Il ritratto
“Dialogo e autonomia”. La ricetta di Stefani, che sta scalando la Lega
A 32 anni diventa il più giovane vicesegretario del Carroccio dopo Matteo Salvini e lo fa dall’entroterra veneto, ostile al capo e scettico verso i suoi yes man: “Così ho ricompattato il partito”. I complimenti di Zaia
È riuscito a conciliare il doge e il capitano. Perfino il Veneto leghista – impresa ardua, di questi tempi. Se l’aspettava, Alberto Stefani? “Ho saputo della nomina soltanto pochi giorni fa”, dice il nuovo vicesegretario del Carroccio, che insieme a Claudio Durigon andrà a sostituire Lorenzo Fontana e Giancarlo Giorgetti. “Mi sono messo al servizio del partito, la nomina è arrivata dal direttivo federale. Ma me l’aveva comunicata Salvini stesso”. E che ha detto, Salvini? “Di valorizzare i territori. C’è tanto da fare, vengo dall’esperienza della segreteria regionale e so bene quali sfide ci aspettano. A proposito: il 21-22 settembre partiremo con la ‘gazebata’, per spiegare ai veneti a che punto siamo sull’autonomia. E per spiegarglielo dalle loro piazze. Da tempo non percepivo tanta unità attorno a noi”.
È per questo che è stato scelto Stefani: ha la stoffa di chi sopravvive. Sa compattare, non sparla mai del suo mondo – nemmeno di Vannacci, poi ci torniamo – ed è un diligente esecutore senza grilli per la testa. Di quelli che piace a Matteo. E a 32 anni ancora da compiere diventa il secondo vicesegretario della Lega più giovane di sempre: il primo oggi è vicepremier. “Milito in questo movimento da quando ne ho 15, a 25 ero deputato”, rivendica Stefani, già sindaco di Borgoricco (Padova) e discepolo dell’area Bitonci. “Ringrazierò sempre Salvini e il Carroccio per avermi dato fiducia: un partito che investe nei giovani sa guardare avanti”. La base della Liga l’ha accusato ripetutamente di essere uno yes man, un soldatino, il parafulmine di Salvini nel nordest eletto con un colpo gobbo. Evidentemente c’è di più. Perché ora, contro di lui, non si sente più mezza voce fuori dal coro. “Alberto ha dimostrato di essere una figura di rilievo nel panorama politico”, lo incorona Zaia. “Il suo lavoro è stato sempre caratterizzato da grande competenza, dedizione e passione per il territorio veneto e l’Italia intera. Sono certo che continuerà a contribuire alla realizzazione di importanti progetti per il paese: Stefani assume questo incarico in un momento cruciale”. Tradotto, repetita iuvant, autonomia.

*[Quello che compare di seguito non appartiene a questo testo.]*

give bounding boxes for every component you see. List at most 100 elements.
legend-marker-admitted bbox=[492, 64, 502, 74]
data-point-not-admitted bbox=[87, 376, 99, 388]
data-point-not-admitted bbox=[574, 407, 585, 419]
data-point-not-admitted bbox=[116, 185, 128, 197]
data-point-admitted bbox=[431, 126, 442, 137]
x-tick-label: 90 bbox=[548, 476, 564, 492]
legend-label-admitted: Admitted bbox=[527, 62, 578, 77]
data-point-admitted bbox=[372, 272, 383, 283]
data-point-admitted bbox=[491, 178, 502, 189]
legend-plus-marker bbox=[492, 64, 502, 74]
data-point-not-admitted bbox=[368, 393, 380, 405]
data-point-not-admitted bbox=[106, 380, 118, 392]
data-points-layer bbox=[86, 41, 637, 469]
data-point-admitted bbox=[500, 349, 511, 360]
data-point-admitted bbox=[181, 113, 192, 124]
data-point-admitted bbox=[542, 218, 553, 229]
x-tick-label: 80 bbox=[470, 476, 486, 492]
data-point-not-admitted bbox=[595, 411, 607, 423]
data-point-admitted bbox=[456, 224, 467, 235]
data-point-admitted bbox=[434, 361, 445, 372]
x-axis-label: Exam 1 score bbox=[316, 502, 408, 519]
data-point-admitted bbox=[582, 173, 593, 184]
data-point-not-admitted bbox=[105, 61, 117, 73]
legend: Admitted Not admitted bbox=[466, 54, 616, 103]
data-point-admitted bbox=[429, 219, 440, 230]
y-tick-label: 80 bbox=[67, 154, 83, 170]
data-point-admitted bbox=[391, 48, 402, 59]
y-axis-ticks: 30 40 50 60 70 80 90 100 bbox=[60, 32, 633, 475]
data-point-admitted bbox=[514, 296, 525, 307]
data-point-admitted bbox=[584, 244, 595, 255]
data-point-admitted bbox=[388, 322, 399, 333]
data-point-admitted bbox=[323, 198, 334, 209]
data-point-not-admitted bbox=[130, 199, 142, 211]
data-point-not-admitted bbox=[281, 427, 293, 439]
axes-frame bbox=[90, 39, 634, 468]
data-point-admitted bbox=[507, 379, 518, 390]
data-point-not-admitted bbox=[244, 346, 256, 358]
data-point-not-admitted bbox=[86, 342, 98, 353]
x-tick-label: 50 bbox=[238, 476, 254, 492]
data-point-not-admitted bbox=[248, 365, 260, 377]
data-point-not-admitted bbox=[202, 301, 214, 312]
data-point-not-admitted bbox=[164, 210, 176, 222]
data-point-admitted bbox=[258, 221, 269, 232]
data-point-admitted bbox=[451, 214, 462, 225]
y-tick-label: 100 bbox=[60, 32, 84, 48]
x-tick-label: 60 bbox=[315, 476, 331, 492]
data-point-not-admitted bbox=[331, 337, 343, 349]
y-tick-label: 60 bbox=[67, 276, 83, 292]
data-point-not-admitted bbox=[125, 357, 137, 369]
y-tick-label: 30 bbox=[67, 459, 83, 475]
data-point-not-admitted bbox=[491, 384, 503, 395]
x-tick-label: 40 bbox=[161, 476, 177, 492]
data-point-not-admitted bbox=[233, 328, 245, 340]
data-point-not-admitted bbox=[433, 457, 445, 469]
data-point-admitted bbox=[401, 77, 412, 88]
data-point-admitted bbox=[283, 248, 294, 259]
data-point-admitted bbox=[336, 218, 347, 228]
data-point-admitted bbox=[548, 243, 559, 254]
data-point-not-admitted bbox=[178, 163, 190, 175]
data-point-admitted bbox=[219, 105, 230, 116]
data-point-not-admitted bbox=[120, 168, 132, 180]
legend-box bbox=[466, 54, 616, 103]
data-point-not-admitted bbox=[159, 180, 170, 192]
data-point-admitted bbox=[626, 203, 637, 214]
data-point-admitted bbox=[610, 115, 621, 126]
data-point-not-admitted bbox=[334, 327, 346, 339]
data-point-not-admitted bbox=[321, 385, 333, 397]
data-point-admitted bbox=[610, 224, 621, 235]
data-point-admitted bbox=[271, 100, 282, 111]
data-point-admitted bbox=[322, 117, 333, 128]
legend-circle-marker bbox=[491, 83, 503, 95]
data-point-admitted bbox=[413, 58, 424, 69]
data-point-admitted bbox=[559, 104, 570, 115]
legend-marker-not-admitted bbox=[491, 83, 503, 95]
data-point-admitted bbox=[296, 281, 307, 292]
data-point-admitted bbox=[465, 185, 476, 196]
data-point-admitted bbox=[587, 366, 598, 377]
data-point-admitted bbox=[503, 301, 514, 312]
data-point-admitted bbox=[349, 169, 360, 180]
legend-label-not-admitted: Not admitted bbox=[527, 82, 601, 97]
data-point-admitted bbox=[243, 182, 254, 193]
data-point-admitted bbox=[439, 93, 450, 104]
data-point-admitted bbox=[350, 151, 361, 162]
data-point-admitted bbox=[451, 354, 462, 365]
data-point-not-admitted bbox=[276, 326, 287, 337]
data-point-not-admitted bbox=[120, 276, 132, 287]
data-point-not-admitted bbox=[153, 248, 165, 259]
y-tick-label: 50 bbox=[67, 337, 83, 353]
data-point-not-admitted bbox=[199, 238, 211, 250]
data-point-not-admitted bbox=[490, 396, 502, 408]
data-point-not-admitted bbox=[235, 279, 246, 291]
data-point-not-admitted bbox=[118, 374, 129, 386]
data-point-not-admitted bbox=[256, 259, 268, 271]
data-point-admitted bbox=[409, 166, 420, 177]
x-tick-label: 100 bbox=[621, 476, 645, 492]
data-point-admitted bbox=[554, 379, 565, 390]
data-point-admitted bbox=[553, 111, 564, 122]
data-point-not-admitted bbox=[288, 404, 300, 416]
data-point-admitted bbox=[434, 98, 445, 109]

Tra le varie manifestazioni d’affetto, lo stesso Stefani ammette che i complimenti del governatore sono stati la più piacevole sorpresa. A riprova che a queste latitudini non tutti avevano scommesso su di lui. “Il nuovo vicesegretario sarà un valore aggiunto per tutti i veneti”, ribadisce Alberto Villanova, capogruppo di Zaia in Consiglio e barometro dell’attivismo locale. “Come si fa a fare sintesi? Lavorando, portando a casa risultati, aprendo la strada al dialogo”, spiega Stefani. “L’equilibrio si ottiene nel rispetto reciproco”. Gli arriva tempesta e la trasforma in sereno. Parata e risposta. “Anche candidature indipendenti come quella di Vannacci arricchiscono il nostro movimento: non solo dal punto di vista elettorale. Poi ognuno ha le proprie sensibilità. Ma quando c’è da rimboccarsi le maniche sappiamo fare squadra. Ora in Veneto ce lo riconoscono tutti”.
Non menziona il flop delle europee, sottolinea semmai che “le amministrative sono andate molto bene”. Non si lamenta del pressing di Fratelli d’Italia per il dopo Zaia, ribadisce che “noi continueremo a tenere la barra dritta e a dimostrare di esserci attraverso il consenso territoriale. Viviamo un momento positivo”. E infine non si crogiola nella prestigiosa nomina. Col dovuto rispetto, quasi la ridimensiona. “Diciamo che è un importante ruolo di servizio: tanta gestione interna, attività di tesseramento, organizzazione e logistica”. Sbadigli, insomma. A lui il lavoro, agli altri la copertina. Per chi volesse fare strada nel Carroccio, seguire i consigli del giovane Alberto.